Ciro, il figlio di Sandra Milo? Gli bastava un pareggio contro i teutonici... e ha preso 4 pappine. Pareggiava con la Roma... ha inserito il sinistro Candreva a destra aprendo spazi a Riise... Sega Delpiero e poi lo riappiccica col nastro adesivo, poi lo umilia e poi lo implora.. Fa giocare Melo e poi lo sostiuisce dopo 20 minuti, lo mette fuori squadra e lo reintegra immediatamente... Nonostante la sua calma apparente Ciro sembra più Confuso che Confucio...

L’ombra del Divo? Già di per sé Lo Spaccone della difesa doriana degli anni ’70 era un tantino presuntuoso, dopo avere vinto il Mondiale giocando una sola partita decente ha completamente sbracato. E ad una dirigenza vergine ed inesperta ha dispensato i Suoi suggerimenti. Ha indotto al licenziamento di Ranieri. Ha sollecitato un suo vassallo per scaldargli la panca in attesa del grande ritorno. Ha consigliato di rianimare i morti viventi Grosso e Cannavaro. Ha raccomandato di puntare su Amauri e Legrottaglie che li vuole ai Mondiali..

E qui si va sul mercato impos(ta)to dalla vergine ninfa d’oltralpe. 50 milioni per Felipe Melo e Diego, due pippe? Il primo è un discreto rottweiler che ha azzannato ossa e polpacci in Cantabria, Andalusia ed Etruria. Un mastino di razza come Dunga ne ha fatto il perno della sua mediana. Ma a Torino non morde. E’ l’incompreso principe Miskyn o il perfido Patrick Bateman? Il secondo.
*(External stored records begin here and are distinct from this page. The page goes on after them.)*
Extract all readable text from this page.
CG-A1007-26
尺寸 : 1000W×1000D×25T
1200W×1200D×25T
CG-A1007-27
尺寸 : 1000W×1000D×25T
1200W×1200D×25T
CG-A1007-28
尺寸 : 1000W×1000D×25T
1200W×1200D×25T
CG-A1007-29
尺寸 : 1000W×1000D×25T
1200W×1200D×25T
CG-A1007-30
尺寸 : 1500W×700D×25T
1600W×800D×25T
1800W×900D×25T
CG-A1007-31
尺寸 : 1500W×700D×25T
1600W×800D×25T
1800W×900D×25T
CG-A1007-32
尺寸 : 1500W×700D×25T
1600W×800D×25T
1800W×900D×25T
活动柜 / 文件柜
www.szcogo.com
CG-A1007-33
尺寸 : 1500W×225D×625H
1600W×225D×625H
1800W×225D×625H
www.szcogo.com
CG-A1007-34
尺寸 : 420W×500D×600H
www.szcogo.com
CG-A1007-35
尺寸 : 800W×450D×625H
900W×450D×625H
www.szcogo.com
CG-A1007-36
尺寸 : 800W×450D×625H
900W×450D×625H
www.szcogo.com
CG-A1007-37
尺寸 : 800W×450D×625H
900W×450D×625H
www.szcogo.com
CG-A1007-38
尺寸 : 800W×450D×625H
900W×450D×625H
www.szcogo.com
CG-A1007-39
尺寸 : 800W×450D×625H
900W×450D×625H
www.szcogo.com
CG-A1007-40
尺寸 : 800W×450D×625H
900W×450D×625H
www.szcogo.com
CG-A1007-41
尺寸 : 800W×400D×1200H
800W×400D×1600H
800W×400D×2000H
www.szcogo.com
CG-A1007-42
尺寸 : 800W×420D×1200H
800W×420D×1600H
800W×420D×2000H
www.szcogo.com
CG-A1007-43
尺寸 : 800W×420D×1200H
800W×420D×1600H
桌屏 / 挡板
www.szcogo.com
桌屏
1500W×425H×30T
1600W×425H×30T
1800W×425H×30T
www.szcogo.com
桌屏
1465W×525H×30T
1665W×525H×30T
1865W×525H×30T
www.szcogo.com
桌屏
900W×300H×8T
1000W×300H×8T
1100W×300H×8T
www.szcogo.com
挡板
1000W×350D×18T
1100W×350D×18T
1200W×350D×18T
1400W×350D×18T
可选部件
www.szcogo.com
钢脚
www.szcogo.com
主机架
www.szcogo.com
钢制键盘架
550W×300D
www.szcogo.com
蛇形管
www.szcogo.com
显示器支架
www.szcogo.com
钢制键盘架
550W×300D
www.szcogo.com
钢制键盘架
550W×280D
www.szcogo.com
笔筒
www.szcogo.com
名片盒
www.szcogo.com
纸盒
Maradiego, come fu presentato con con sabaudia modestia dal quotidiano di partito. E' un brevilineo con culo basso e piedi rapidi, buonino nel Paulista, pessimo coi Dragoes, ottimo col Werder Brema, pessimo di nuovo a Torino. Il nuovo Quaresma?

Ed ora Zac. Un ottimo sarto con una pessima stoffa.. o viceversa? Farà il 3-4-1-2 con nessuno sulle fasce e Diego dietro le punte in una squadra che dal ’94 gioca con il più ferreo dei 4-4-2? Mah... Io la squadra l’avrei data a Massimo Mauro, così si sarebbe talmente ustionato che avrebbe poi smesso di ammorbarci ogni domenica con la sua saccente prosopopea.

mercoledì 23 dicembre 2009

Il fattore negativo

Volevo sottoporvi una questione nella speranza di aprire una piccola discussione. Non vi pare sintomatico che la crisi della Juve sia cominciata proprio col rientro di Del piero?

Mi pare che la corsa a sbattere Alex in panchina oramai sia una costante delle ultime gestioni tecniche bianconere. Capello se ne era altamente fregato e lo considerava poco, Ranieri ci ha perso il posto per la gestione del rapporto coi senatori. Il buon Ferrara da yesman qual'è si è trovato a dover ridisegnare la squadra con i risultati che sono sotto gli occhi di tutti. Che Del Piero sia oramai solo un pesante fardello??